People with fair to poor credit have the largest appetite for credit cards, the survey showed. Of people who had applied for a card, 37 percent had a credit score less than 680, and 35 percent had a score between 680 and 760. People with high credit scores over 760 made up the remainder of applicants.
“The drop in rejection rates was observed for all credit types except housing-related debt applications,” the New York Fed said in a statement accompanying the data release. Rejection rates for all types of credit tracked reached a record low for the series.
Only 5 percent of respondents reported holding off on applying for credit of any sort because of the likelihood of rejection, about the same rate of discouraged consumers as the previous survey.
The monthly Survey of Consumer Expectations includes questions about people’s experiences in the credit market every four months, in February, June and October. The look at the credit market began in October 2013, including data on home and auto loans as well as credit cards.
Consumers’ appetite for credit cards doesn’t show much sign of tapering off. Eleven percent said it’s likely they’ll apply for a card in the next 12 months, about the same as in February.
Is there a danger consumers will get overextended?
“I don’t know we’re at that point yet,” Moody said.

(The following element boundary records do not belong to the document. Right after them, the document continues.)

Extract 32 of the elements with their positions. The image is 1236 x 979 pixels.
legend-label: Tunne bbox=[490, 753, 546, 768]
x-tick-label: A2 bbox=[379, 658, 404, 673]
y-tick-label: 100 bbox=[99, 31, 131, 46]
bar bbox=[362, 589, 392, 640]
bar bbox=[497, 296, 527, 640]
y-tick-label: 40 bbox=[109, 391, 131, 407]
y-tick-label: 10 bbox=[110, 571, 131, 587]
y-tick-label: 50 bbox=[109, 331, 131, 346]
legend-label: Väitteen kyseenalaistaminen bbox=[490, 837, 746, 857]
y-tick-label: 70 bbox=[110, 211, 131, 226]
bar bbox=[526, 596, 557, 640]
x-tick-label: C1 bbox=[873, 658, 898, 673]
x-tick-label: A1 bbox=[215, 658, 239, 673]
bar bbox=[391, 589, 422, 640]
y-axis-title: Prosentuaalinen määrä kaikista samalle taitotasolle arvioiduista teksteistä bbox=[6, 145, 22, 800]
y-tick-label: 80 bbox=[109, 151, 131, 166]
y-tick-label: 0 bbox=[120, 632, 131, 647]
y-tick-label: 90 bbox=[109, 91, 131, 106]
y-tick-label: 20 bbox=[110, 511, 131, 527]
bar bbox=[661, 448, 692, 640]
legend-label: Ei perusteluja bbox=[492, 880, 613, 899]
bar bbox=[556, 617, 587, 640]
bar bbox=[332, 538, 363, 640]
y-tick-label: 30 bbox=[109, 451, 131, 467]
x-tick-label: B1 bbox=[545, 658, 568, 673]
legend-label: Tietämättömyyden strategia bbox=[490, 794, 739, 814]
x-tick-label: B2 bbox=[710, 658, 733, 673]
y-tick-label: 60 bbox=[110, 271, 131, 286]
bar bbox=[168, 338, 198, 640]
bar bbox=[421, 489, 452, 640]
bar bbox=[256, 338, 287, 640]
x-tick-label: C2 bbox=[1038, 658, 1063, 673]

Card balances have been growing fairly slowly, and the economy still has room to improve as many people remain unable to find full-time work.
“I don’t think anyone’s going to lose control – memories of the last downturn are fairly fresh,” he said. Lenders are remaining cautious with underwriting with an eye to borrowers’ income and ability to carry monthly payments.
In other results from the survey:
- 12 percent requested an increase in their credit limit, down from 15 percent in February. Sixteen percent who sought an increase in the past year reported being rejected, down from 22 percent.
- Consumers put their chance of being rejected for a future card application at 28 percent, on average, the same level of pessimism as in February’s survey.
- 14 percent of respondents said they had closed at least one account of all types voluntarily in the past year, about the same as in February.